Selkoe and co-workers (66) also suggested that Aβ dimers are the smallest synaptotoxic species and that plaque cores are largely inactive but sequester and release dimers. Using the ELISA strategy Selkoe and coworkers (38) developed, which recognizes Aβ dimers or 2 × n multimers (this implication did not contradict our data of Western blotting in Fig. 7, G and H) together with Western blotting, Aβ oligomerization in hAPP/Sod1^−/− mice was found to be significantly elevated and corresponded to the decreased memory induced by synaptic loss (Figs. 2, 3, and 7). Quite recently, the specificity of the Aβ oligomer ELISA, especially with the use of the same antibody (6E10 raised against Aβ1–16) for capture and detection, has been questioned (67). In this study the use of anti-the N-terminal Aβ antibody (82E1) may help decrease the problem using the same antibodies for capture and detection, as commented by Selkoe and co-workers (38). This approach may be improved by the combination with other methods to measure the oligomer (e.g. dot blotting using A11 oligomer antibody in Fig. 7, E and F).

It is worth noting that Sod1 reduction did not affect the amount of monomeric Aβ42 or Aβ40 in the 6–8-month-old group (Fig. 7, A and C), suggesting that there may be little change in Aβ production from APP by β- and γ-secretases at the early stage of aging.
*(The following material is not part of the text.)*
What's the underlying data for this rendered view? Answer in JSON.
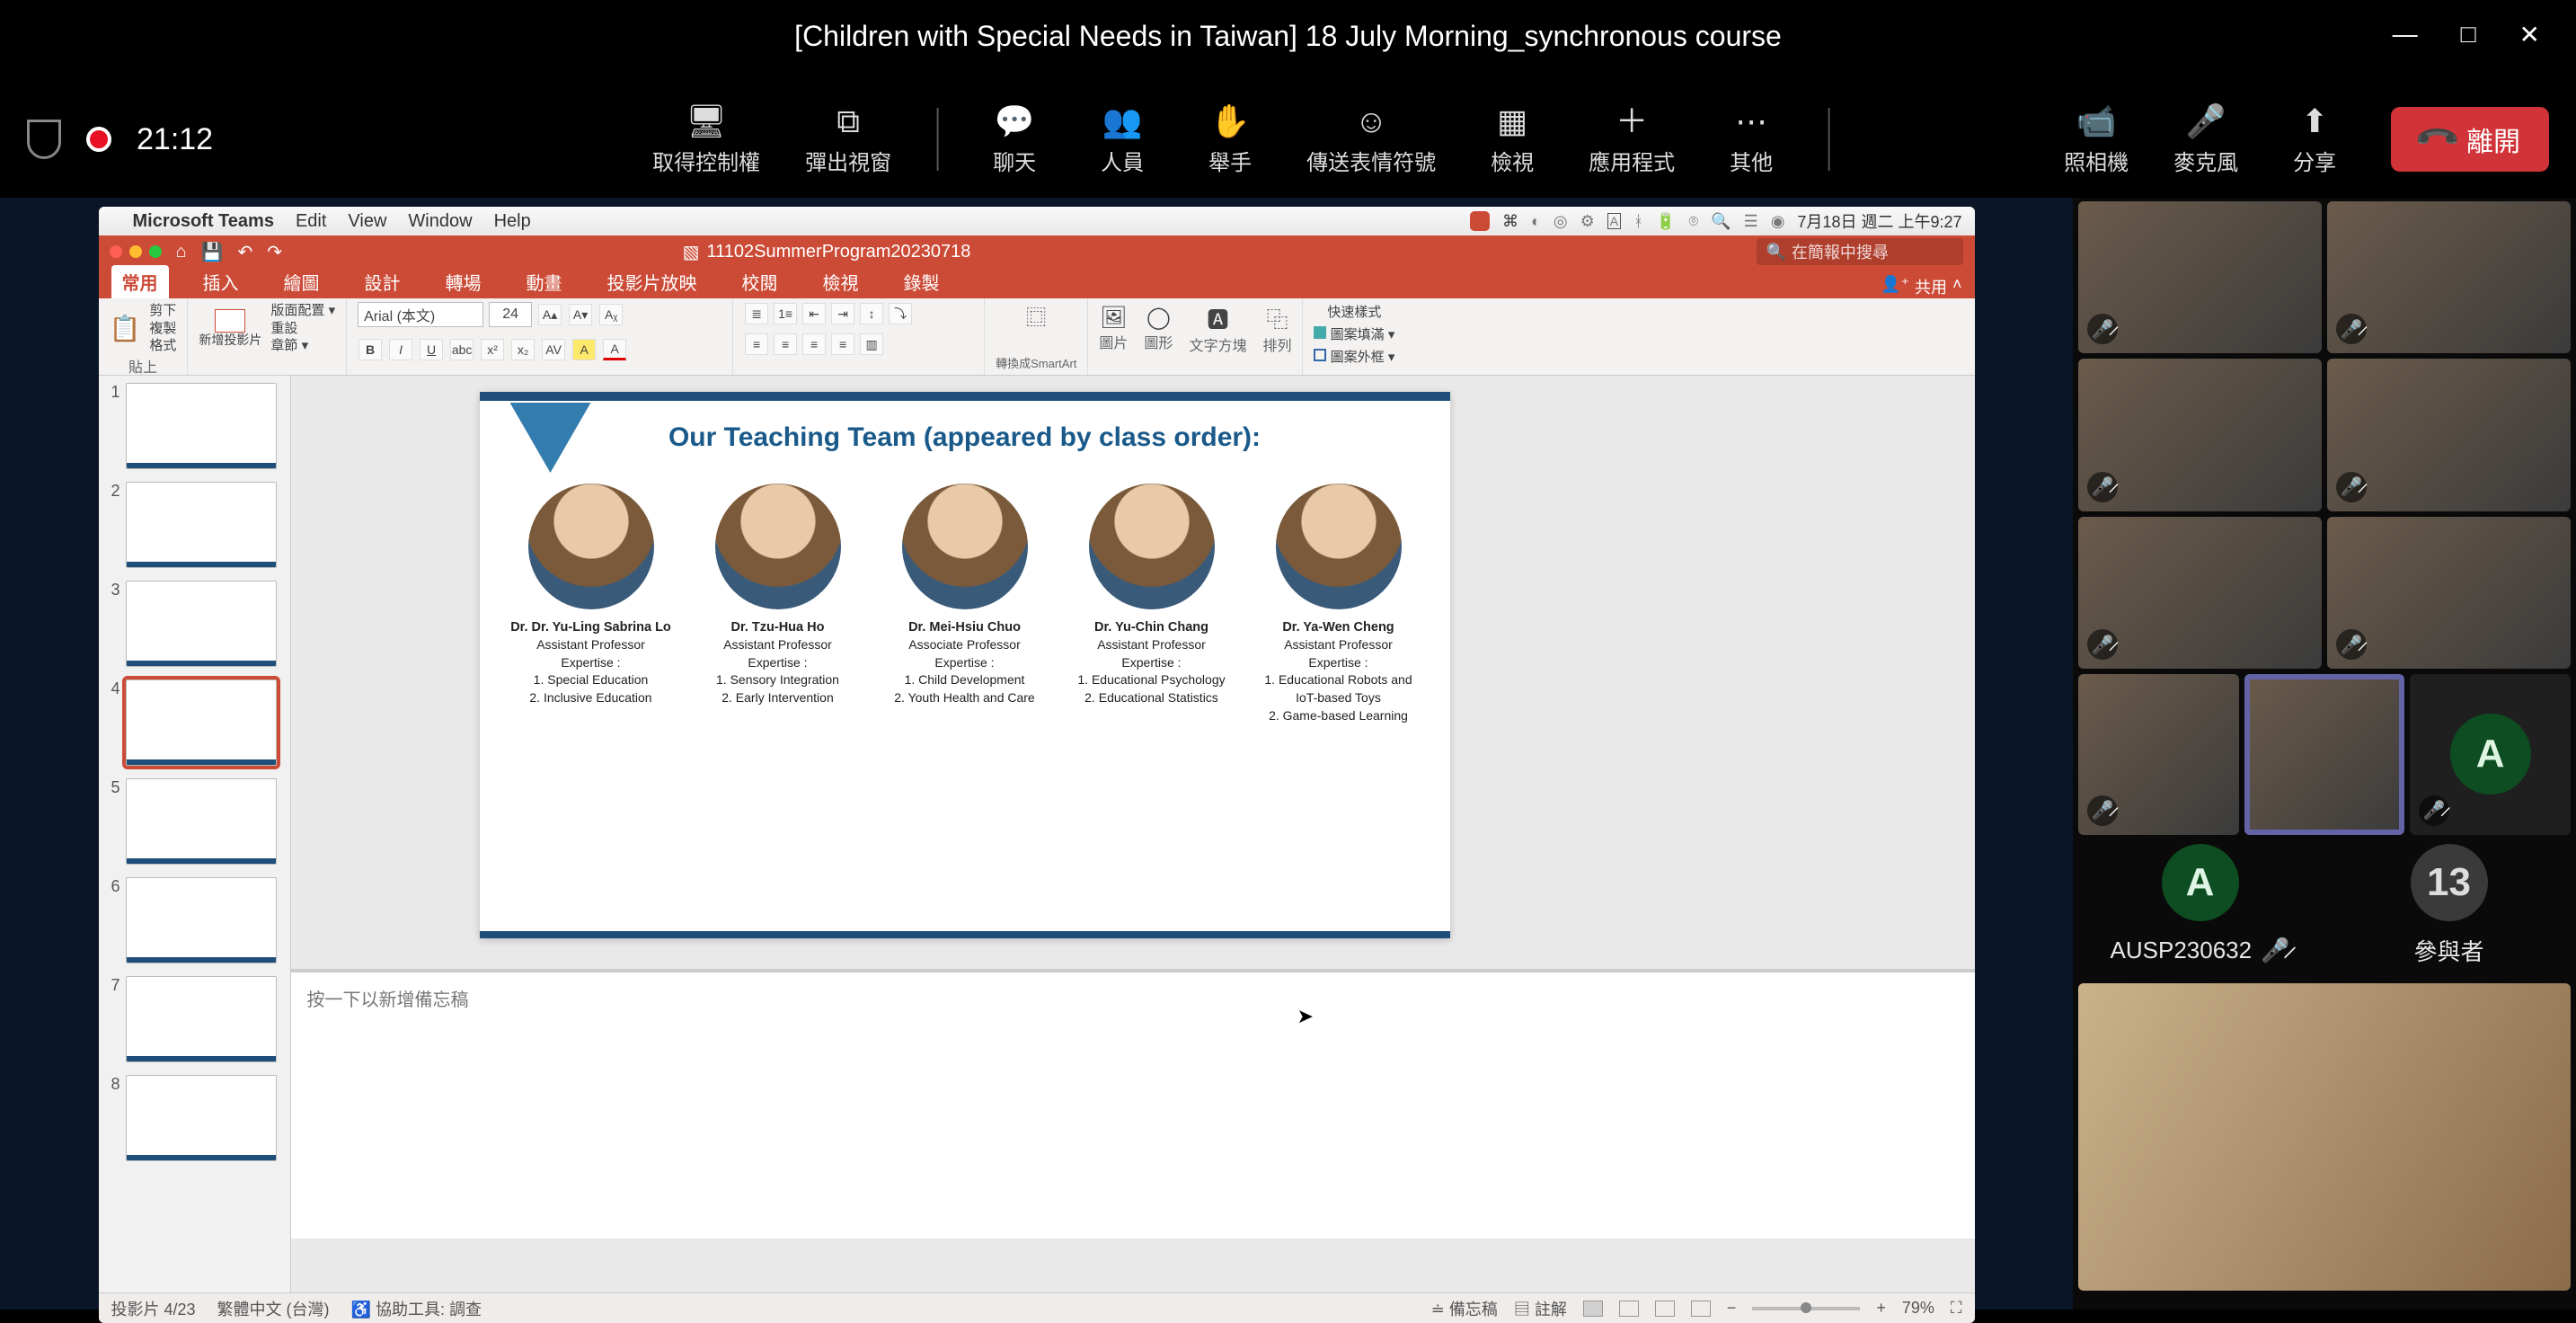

Given the increased production of Aβ42 and Aβ40 at the late stage of aging (Fig. 7, B and D), cytoplasmic SOD down-regulation might primarily affect Aβ oligomerization.

In conclusion, we have identified the in vivo involvement of cytoplasmic SOD deficiency in Aβ oligomerization and early cognitive impairment. Whether the induced oxidative stress initially affects Aβ assembly or tissue oxidation after the abnormal aggregation of Aβ still remains controversial. Alternatively, 6–8-month aging might be a transient period of oxidative damaging against proteins or DNA. Recently, Sasaki et al. (68) reported that the superoxide-dependent chemiluminescence levels triggered by ischemia-reperfusion were significantly increased in 3-week-old Sod1^−/−. Given the recent report by Ansari and Scheff (43) that total SOD activity was not decreased in the postmitochondrial supernatant of mild cognitive impairment cases, early down-regulation of cytoplasmic SOD1 may predict the onset of dementia. The cerebral endothelial dysfunction of hAPP-overexpressing mice can be rescued by overexpression of Sod1 (69) or the administration of SOD (70). Bayer et al. (52) suggested that dietary intake of copper stabilizes SOD1 activity and attenuates Aβ production in the AD mouse model. The development of SOD1 mimetics or SOD1 stimulators from natural products may be of therapeutic benefit.